= Toyopán =

Indigenous chieftaincy of Costa Rica

Toyopán (teo-ti 'god', and pán 'place') was the name of an old indigenous chieftaincy of Costa Rica, which in the 16th century, upon the arrival of the Spaniards, was ruled by the king Huedo Yorustí. The territories of the former Toyopán cacicazgo included the current cantons of Vázquez de Coronado and Tibás, in the San José Province, and San Isidro and Santo Domingo, in the Heredia Province. The main settlement of Toyopán, the city of Apaikan, was in the current district of San Rafael.

The cacicazgo of Toyopán was part of the Western Huetar Kingdom, ruled by King Garabito. In spite of this, according to the Spanish chronicles, Yorustí maintained good relations with the Accerrí and Curriravá chiefs, who served the Señorío del Guarco, since on more than one occasion he provided special assistance to the Accerrí chieftain.
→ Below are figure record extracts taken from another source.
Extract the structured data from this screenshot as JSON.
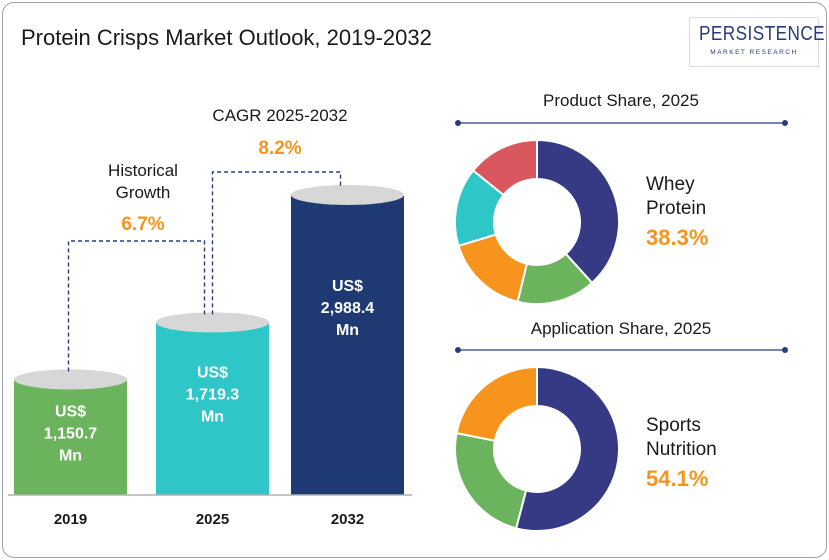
{
  "title": "Protein Crisps Market Outlook, 2019-2032",
  "logo": {
    "main": "PERSISTENCE",
    "sub": "MARKET RESEARCH"
  },
  "colors": {
    "bar_2019": "#6cb35d",
    "bar_2025": "#2fc6c8",
    "bar_2032": "#1f3a73",
    "accent": "#f7941d",
    "navy": "#363a85",
    "green": "#6cb35d",
    "orange": "#f7941d",
    "teal": "#2fc6c8",
    "red": "#d9575f"
  },
  "chart_data": [
    {
      "type": "bar",
      "categories": [
        "2019",
        "2025",
        "2032"
      ],
      "values": [
        1150.7,
        1719.3,
        2988.4
      ],
      "value_labels": [
        [
          "US$",
          "1,150.7",
          "Mn"
        ],
        [
          "US$",
          "1,719.3",
          "Mn"
        ],
        [
          "US$",
          "2,988.4",
          "Mn"
        ]
      ],
      "annotations": {
        "historical": {
          "label_lines": [
            "Historical",
            "Growth"
          ],
          "value": "6.7%"
        },
        "cagr": {
          "label": "CAGR 2025-2032",
          "value": "8.2%"
        }
      }
    },
    {
      "type": "pie",
      "title": "Product Share, 2025",
      "slices": [
        {
          "value": 38.3,
          "color": "#363a85"
        },
        {
          "value": 15.5,
          "color": "#6cb35d"
        },
        {
          "value": 16.5,
          "color": "#f7941d"
        },
        {
          "value": 15.5,
          "color": "#2fc6c8"
        },
        {
          "value": 14.2,
          "color": "#d9575f"
        }
      ],
      "callout": {
        "label_lines": [
          "Whey",
          "Protein"
        ],
        "value": "38.3%"
      }
    },
    {
      "type": "pie",
      "title": "Application Share, 2025",
      "slices": [
        {
          "value": 54.1,
          "color": "#363a85"
        },
        {
          "value": 24.0,
          "color": "#6cb35d"
        },
        {
          "value": 21.9,
          "color": "#f7941d"
        }
      ],
      "callout": {
        "label_lines": [
          "Sports",
          "Nutrition"
        ],
        "value": "54.1%"
      }
    }
  ]
}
Toyopán was visited in 1562 by adelantado Juan Vázquez de Coronado, who after quickly making friends with the Yorustí chief, added this territory to the Spanish Crown, who wrote:

The natives are smart, bellicose, older than others. Well mae. Imitate the subtlety of Mexicans traits; they have extremely good cotton clothes, a lot of gold of all carats ... (...) Finally, your majesty has one of the best corners of his kingdom here.

In 1568, after the uprising of several indigenous peoples, the then governor Perafán de Ribera decided to attack several villages to obtain corn, which was scarce among the colonies of the Central Valley. Among these villages were Turrialba, Atirro, Corrosi, Cucurrique, Curriravá, Barva, Ujarrás and Toyopán.

Several tripod ceremonial metates with hanging panels have been recovered from the old Toyopán region. These are andesite monoliths that are considered invaluable archaeological pieces and unique artistic expressions of pre-Columbian Costa Rican art. These metates have become known as the "Toyopán Altars", also called "Ompa-Ontlaneci-Tetl" (nahuatl, "transparent stones"). They are characterized by representing the anthropogenic myth, with a central figure that has been identified as the huetar concept of the rain deity, in addition to jaguars with a lizard mouth, snakes, a two-headed lizard and a monkey. These altars were buried by the Toyopán sukías years after the conquest, to avoid their destruction by the Spanish catechists.

The finding of numerous archaeological pieces of ceramics and stone in this region suggests that it was densely populated.